The tennis player who appeared to win only after the appearance of the dazzling beauty was convalescing after a gunshot wound, and was just now digesting the energy bars and anodynes previously ingested.
Or worst of all, the murderous lunatic who slashed the throat and gonads of a romantic rival was a monument meant to embody the highest instance of primordial stupidity, placed there for all to look, learn and avoid.
Yes, the author considered the idea of crimes of passion on an equal intellectual plane with the lonesome caterpillar that chewed of its own wings shortly after eclosion, or the infant that strangled itself with its own birth cord out of curiosity. . . . Self-destruction only because one was too stupid to recognise freedom.

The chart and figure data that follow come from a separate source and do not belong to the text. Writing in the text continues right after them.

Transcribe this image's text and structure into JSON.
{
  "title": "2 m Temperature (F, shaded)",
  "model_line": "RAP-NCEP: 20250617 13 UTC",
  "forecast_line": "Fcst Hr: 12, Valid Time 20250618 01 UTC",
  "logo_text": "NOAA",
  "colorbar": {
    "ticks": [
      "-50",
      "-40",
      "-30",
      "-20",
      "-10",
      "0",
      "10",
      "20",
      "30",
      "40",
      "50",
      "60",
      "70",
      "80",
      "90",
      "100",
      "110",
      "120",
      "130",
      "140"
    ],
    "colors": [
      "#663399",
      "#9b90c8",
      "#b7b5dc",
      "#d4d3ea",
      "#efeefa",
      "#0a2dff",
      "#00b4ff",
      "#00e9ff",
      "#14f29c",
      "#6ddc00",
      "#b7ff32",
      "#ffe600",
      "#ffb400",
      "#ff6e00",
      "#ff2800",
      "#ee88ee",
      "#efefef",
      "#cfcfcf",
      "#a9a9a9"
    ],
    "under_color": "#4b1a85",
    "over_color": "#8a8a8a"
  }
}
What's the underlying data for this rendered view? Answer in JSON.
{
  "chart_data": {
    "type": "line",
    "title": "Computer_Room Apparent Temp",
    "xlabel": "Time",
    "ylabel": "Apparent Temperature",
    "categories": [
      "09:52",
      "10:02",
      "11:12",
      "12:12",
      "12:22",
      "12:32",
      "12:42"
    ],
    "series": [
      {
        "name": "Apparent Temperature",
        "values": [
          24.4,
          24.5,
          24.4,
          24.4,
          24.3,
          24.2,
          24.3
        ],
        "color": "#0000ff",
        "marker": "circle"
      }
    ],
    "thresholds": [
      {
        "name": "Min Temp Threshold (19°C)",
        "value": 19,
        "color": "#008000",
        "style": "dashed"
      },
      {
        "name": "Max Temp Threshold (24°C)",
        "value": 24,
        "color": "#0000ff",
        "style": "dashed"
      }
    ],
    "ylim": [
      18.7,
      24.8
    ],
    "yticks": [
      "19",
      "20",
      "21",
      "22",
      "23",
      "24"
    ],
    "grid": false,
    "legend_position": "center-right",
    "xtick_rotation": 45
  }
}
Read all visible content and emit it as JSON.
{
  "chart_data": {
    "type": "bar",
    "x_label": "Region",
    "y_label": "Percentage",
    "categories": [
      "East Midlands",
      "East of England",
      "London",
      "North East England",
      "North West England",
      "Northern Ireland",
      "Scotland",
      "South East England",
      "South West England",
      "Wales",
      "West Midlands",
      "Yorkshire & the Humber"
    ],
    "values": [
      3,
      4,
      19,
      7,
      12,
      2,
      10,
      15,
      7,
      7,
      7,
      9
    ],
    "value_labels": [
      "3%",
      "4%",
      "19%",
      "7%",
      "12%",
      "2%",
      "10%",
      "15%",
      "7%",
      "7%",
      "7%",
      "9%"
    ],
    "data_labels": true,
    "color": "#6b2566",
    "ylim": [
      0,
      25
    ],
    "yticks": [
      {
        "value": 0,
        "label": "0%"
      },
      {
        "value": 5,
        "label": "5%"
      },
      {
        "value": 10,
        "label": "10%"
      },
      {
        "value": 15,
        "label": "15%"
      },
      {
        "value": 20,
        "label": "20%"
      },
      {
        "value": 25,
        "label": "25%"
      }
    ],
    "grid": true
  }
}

So after swallowing the bitter gall that the thought of romantic fiction had left in his throat, he moved on to the next concept.
Yes that was the stuff. The stuff that smelled right. Put your noodle on the heater and devour the rewarding taste of brilliance. Mystery was his craving, his desire, the one true thing that sparked arousal. He had a shrine erected in paper and leather to the greats. And with good reason. It took a superior mind to create such artistry, and a true connoisseur to enjoy it.
But as the cruel paws of irony would have it he couldn't write mystery.
His exhausted gaze swept from the snow-blank screen to askew stack of unworthy novels with his name on the spine, from the glistening fish tank, and with resignation, to the cyanide pill in his palm.
"Please understand, Nigel old thing, it's either this or another romance novel."